The velvet-fronted euphonia is 9 to 10 cm long and weighs 9 to 12 g. The species is sexually dimorphic. Adult males have a small yellow forecrown; the color extends just to the eye and is separated from the bill by a thin black line. The rest of their head and their upperparts are blue-black with a purplish gloss. Their tail is also blue-black. Their flight feathers are black with usually a small white spot at the base of the outer primaries. Their chin and throat are blue-black and the rest of their underparts are rich ochraceous to cinnamon-yellow. Adult females have a mostly light olive-gray head with a short faint olive-yellow supercilium. Their upperparts, wings, and tail are olive. Their throat and underparts are yellowish with an olive tinge. Both sexes have a dark brown iris, a pale bluish gray bill with a blackish tip, and dark gray legs and feet.
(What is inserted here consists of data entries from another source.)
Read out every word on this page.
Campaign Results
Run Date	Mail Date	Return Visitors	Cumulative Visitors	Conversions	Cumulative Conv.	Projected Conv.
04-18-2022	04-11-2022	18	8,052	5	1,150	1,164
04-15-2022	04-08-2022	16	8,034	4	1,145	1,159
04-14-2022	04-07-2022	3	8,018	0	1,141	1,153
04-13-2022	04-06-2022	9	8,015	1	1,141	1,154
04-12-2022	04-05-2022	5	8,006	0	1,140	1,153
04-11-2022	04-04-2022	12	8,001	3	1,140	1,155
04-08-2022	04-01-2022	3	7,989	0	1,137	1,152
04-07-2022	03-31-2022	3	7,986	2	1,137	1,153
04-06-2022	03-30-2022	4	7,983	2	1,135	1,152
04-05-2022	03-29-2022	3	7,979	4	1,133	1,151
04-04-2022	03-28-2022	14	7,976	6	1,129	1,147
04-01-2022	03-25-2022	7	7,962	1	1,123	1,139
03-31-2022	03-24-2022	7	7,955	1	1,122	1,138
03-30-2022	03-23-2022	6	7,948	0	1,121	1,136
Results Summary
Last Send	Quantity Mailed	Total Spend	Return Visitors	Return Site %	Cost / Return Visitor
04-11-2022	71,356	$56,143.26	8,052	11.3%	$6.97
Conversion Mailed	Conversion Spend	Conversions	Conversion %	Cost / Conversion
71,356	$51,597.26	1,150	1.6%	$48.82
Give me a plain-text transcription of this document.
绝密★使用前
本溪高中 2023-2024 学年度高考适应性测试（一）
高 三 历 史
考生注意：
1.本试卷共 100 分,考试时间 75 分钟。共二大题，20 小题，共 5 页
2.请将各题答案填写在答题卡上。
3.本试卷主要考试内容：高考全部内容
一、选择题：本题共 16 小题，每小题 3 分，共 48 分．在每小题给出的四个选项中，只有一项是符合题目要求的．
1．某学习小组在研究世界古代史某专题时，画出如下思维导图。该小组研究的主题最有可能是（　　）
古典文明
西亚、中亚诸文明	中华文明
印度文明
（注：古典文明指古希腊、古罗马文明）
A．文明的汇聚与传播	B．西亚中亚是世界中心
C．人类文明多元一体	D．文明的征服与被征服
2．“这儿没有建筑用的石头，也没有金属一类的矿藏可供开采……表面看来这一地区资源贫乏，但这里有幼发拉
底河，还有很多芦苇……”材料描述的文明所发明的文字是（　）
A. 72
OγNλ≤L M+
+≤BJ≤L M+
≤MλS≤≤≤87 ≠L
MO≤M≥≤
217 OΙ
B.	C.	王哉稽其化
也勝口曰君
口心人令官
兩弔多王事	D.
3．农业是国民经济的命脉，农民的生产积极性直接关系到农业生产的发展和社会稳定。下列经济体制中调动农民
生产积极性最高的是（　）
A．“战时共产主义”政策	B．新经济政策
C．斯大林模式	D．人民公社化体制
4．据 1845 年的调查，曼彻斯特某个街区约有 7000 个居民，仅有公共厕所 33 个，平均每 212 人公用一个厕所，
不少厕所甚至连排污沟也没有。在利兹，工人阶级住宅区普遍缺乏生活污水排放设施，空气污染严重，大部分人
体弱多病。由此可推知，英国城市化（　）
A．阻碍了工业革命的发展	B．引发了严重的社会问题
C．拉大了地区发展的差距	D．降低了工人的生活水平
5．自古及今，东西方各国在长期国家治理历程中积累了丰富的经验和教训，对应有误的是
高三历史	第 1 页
==Distribution and habitat==

The velvet-fronted euphonia is found only in the upper Magdalena River valley of Colombia between northern Tolima and southwestern Huila departments. It is found primarily along the edges of dry, sometimes patchy, woodlands and also in ranchland with scattered trees and along lightly wooded streams. Sources differ on its elevation range. One says it is 200 to 1000 m and locally to 1800 m. Another says it is 200 to 2000 m.

==Behavior==
===Movement===

The velvet-fronted euphonia is a resident species and apparently does not wander like others of its genus.

===Feeding===

The velvet-fronted euphonia feeds primarily on the fruits of mistletoe (Loranthaceae) and other small fruits, and is assumed to include small numbers of insects in its diet. It forages mostly in pairs or family groups. It seldom associates with other euphonias but will share fruiting trees with other birds. It usually forages high in trees.

===Breeding===

The velvet-fronted euphonia's breeding season includes at least January to April but nothing else is known about the species' breeding biology.

===Vocalization===

The male, and possibly the female, velvet-fronted euphonia sings "a slightly gravelly and varied series of phrases, e.g. p’wheeet-wheeet...pa’weet, whe’e’e’t, whe’e’e’t...pa’weet, p’bzrrrr, bzrrrr..." whose wheeet notes rise in pitch and are sometimes slightly burry. The bzrrrr notes are buzzy or rattling. Both sexes call with "a clear high dee-dee or tee dee-dee".

==Status==

The IUCN has assessed the velvet-fronted euphonia as being of Least Concern. It has a restricted range; its population size is not known and is believed to be decreasing. No immediate threats have been identified. It is considered uncommon. "There are no parks or reserves within this species’ range, which does, however, include extensive scrub, ranchland, riverine woodland and dry semi-open areas which are at little risk of development and are apparently suitable for the requirements this species."